Project-AgML / AgML

AgML is a centralized framework for agricultural machine learning. AgML provides access to public agricultural datasets for common agricultural deep learning tasks, with standard benchmarks and pretrained models, as well the ability to generate synthetic data and annotations.
Apache License 2.0
167 stars 28 forks source link

Community `data` contributions API #33

Open masonearles opened 1 year ago

masonearles commented 1 year ago

We're opening up this issue regarding how to enable easy, yet high quality, data contributions to AgML. This was raised initially in Issue 15. If you are interested in contributing to this discussion and code development, let's have this conversation below.

geezacoleman commented 1 year ago

What you're doing here with AgML is really awesome, and will make using image datasets for testing/developing so much easier! I think this was briefly mentioned some time ago, but it would be great to form a connection between Weed-AI and AgML for the weeds image side of things.

Weed-AI now supports annotation through CVAT, so unannotated data can be annotated publicly before being uploaded to the platform. We've also worked on establishing agricultural metadata reporting standards for weeds called AgContext, so each dataset has information on where/how it was collected. There is also version control and dataset editing functions too. One limitation is that it currently is only for weeds, not all the various form of image data used in agriculture currently.

Helping make the API is a little beyond my skillset, but if it's something of interest I'd be happy to help some other way. At least it might help make the connection between annotation/upload > standardised metadata > use/editing > download.

KeynesYouDigIt commented 2 months ago

@amogh7joshi / @masonearles where is the s3 bucket located where the data goes now? I can for sure build and API no sweat, but I need a target :)

Also for you 2 plus @geezacoleman / other users

(To be clear your answers are going to depend on your use case and data sets, so just answer for what you know!)

1) what are the MOST important data quality specs, if any ? When should we say about a data set "this is could enough to accept and use" ?

2) what formats is data typically uploaded in?

3) what formats would we like download to support?
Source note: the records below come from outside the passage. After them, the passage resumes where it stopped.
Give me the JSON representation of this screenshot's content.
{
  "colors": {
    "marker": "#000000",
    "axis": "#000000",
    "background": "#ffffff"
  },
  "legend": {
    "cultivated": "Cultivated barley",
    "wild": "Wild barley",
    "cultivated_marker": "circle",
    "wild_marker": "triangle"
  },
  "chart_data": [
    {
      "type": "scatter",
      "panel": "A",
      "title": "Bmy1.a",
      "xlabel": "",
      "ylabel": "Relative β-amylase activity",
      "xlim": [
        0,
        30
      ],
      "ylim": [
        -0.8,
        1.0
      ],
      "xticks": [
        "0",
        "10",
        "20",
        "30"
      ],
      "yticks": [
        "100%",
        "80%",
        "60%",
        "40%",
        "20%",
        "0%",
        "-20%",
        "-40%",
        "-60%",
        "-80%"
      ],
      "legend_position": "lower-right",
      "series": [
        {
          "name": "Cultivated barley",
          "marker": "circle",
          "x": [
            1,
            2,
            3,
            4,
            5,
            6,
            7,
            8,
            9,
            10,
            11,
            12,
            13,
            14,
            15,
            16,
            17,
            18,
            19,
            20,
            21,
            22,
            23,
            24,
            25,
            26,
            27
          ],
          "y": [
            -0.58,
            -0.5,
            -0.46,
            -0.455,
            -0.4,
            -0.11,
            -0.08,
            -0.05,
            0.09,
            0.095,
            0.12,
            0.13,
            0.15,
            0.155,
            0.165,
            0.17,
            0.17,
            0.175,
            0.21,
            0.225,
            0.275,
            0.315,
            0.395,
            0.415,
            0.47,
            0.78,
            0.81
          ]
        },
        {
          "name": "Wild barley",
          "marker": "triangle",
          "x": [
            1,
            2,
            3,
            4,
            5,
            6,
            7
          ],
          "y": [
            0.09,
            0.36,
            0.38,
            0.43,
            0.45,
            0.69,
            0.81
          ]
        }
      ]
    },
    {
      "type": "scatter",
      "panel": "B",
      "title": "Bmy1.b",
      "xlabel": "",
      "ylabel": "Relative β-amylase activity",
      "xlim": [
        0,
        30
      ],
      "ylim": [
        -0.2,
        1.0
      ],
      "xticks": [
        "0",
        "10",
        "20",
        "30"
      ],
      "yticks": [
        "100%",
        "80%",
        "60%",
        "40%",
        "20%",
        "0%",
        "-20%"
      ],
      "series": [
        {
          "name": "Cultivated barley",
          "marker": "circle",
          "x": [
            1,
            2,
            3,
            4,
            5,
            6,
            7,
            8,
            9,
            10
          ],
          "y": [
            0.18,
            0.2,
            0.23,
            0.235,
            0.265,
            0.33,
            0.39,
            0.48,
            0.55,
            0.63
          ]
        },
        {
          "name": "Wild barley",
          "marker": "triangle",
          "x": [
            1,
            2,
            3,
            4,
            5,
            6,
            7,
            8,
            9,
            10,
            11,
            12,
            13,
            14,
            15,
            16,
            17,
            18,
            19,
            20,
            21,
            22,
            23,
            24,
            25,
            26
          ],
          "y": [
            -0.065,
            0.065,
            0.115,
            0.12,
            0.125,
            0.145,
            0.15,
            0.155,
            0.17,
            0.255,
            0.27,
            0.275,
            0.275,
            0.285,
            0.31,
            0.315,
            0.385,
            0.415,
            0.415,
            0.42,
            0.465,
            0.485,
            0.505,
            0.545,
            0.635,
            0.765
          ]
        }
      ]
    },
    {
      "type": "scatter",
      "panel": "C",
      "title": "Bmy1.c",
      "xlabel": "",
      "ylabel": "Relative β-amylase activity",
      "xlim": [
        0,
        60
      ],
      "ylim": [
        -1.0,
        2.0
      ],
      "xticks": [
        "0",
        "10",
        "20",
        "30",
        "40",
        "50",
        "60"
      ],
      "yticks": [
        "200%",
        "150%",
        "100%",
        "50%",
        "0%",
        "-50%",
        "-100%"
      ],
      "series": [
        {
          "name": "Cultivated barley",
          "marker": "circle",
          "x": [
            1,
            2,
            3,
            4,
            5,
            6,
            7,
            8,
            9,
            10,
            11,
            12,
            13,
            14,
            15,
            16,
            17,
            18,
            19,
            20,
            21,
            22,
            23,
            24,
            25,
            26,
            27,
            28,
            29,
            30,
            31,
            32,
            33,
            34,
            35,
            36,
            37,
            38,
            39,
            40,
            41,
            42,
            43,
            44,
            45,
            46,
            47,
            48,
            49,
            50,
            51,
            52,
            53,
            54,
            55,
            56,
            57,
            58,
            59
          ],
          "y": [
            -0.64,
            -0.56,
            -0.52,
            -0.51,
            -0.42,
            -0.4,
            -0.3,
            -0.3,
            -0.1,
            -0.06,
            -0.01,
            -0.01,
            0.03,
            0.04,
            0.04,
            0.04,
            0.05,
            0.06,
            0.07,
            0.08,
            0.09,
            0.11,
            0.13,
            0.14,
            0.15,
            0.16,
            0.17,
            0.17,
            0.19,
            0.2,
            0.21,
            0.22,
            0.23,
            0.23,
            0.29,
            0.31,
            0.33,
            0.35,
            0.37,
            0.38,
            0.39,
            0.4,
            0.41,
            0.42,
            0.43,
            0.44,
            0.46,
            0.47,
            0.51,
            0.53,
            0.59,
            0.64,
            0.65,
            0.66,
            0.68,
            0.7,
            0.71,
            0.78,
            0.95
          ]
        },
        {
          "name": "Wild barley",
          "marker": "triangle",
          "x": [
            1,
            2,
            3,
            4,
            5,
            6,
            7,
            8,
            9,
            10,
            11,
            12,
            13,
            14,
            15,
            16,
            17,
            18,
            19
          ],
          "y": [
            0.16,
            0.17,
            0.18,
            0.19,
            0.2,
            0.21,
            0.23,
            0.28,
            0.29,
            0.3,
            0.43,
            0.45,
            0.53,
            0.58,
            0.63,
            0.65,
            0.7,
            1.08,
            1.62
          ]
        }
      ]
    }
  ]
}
4) what else should I know about the most minimal version of this API?

Excited to get started!

KeynesYouDigIt commented 2 months ago

To be clear are we just looking for an automated API to do all of this stuff? Does the data just live here in the repo? https://github.com/Project-AgML/AgML/blob/main/CONTRIBUTING.md

KeynesYouDigIt commented 2 months ago

Perhaps this should be our target landing spot? https://www.tensorflow.org/datasets

masonearles commented 2 months ago

@KeynesYouDigIt As mentioned offline, the data currently lives in a publicly readable S3 bucket. We manage admin for write. It would be great to create a pipeline for AgML users to contribute data but with a gate for an admin to run a QA check before uploading to the S3 bucket.